CHARMS and PROBAST at your fingertips: a template for data extraction and risk of bias assessment in systematic reviews of predictive models

Date & Time
Wednesday, September 6, 2023, 12:30 PM - 2:00 PM
Location Name
Pickwick
Session Type
Poster
Category
Prognosis synthesis methods
Authors
Fernandez-Felix BM1, López-Alcalde J2, Muriel A1, Roqué M3, Zamora J1
1Cochrane Madrid, Clinical Biostatistics Unit, Hospital Universitario Ramón y Cajal (IRYCIS), CIBERESP, Spain
2Cochrane Madrid, Cochrane Complementary Medicine, Universidad Francisco de Vitoria-Madrid, Hospital Universitario Ramón y Cajal (IRYCIS), CIBERESP, University Hospital Zurich, Spain
3Centro Cochrane Iberoamericano-Institut d'Investigació Biomèdica Sant Pau (IIB Sant Pau); CIBERESP, Spain
Description

Background: Clinical prediction model systematic reviews are becoming increasingly abundant in the literature. Data extraction and risk of bias assessment are critical steps in any systematic review. CHARMS (CHecklist for critical Appraisal and data extraction for systematic Reviews of prediction Modelling Studies) and PROBAST (Prediction model Risk Of Bias Assessment Tool) are the standard tools used for these steps in reviews of clinical prediction models. Objective: The aim of our study was to create an Excel template for extracting data and assessing the risk of bias and the applicability of predictive models using these two tools (i.e., CHARMS and PROBAST).

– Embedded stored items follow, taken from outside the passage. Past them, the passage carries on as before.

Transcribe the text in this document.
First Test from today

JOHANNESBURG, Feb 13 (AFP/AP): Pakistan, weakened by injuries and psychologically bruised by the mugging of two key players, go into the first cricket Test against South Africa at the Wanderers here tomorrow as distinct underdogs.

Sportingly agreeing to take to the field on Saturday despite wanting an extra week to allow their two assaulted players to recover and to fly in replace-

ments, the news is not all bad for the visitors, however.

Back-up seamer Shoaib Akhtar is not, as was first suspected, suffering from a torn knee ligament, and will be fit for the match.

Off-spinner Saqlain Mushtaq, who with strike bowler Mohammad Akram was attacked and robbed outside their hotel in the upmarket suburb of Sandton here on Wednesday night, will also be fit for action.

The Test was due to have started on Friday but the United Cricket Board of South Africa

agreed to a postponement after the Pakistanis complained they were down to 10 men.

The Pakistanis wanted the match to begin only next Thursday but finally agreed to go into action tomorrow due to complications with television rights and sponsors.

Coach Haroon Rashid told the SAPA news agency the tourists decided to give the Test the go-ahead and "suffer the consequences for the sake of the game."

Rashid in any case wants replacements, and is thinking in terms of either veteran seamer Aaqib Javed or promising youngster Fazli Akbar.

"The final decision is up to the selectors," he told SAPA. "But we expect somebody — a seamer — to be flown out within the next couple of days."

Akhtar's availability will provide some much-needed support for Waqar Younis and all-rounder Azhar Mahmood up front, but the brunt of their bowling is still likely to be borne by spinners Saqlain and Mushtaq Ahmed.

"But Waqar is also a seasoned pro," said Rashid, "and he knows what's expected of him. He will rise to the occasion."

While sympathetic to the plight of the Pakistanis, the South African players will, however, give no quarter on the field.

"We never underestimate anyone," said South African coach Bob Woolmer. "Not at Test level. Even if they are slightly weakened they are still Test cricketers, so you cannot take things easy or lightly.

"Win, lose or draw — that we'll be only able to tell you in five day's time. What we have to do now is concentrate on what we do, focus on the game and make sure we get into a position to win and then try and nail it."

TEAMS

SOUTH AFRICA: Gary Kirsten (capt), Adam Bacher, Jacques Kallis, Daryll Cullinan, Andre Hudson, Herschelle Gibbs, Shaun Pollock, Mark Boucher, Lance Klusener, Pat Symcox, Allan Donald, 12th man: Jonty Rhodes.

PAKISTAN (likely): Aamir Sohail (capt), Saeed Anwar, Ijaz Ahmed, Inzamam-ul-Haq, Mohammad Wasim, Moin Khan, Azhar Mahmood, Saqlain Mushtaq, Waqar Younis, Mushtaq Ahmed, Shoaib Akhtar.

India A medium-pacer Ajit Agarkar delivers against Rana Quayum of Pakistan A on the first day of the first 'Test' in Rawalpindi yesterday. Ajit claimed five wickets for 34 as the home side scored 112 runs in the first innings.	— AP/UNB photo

Methods: The Excel file (named CHARMS and PROBAST template.xls) consists of eight sheets. The first sheet, “Home”, provides a description of the Excel file, instructions for its use, and links to relevant papers and forms. The following three sheets (“Summary”, “CHARMS”, and “PROBAST”) correspond to the collection of data from the studies included in the systematic review, and the following three sheets (“Study Characteristics”, “Model characteristics “, and “PROBAST summary”) contain the tables and figures generated automatically from the data collected. The final sheet (“CHARMS. Drop-down response lists”) allows tailoring of the template to the systematic review.
Results: We developed an Excel template for data extraction and risk of bias assessment of clinical prediction models. The template makes it easier for reviewers to extract data, assess the risk of bias and applicability, and automatically produce tables and figures of the results that show a summary of the characteristics of included studies, models, and their critical appraisal. These tables and figures are ready for publication. The template, as well as an example with a filled in file, can be downloaded from https://github.com/Fernandez-Felix/CHARMS-and-PROBAST-template.
Conclusions: We hope this template will simplify and standardize the process of conducting a systematic review of prediction models and promote a better and more comprehensive reporting of these systematic reviews. Patient, public, and/or healthcare consumer involvement: Not foreseen.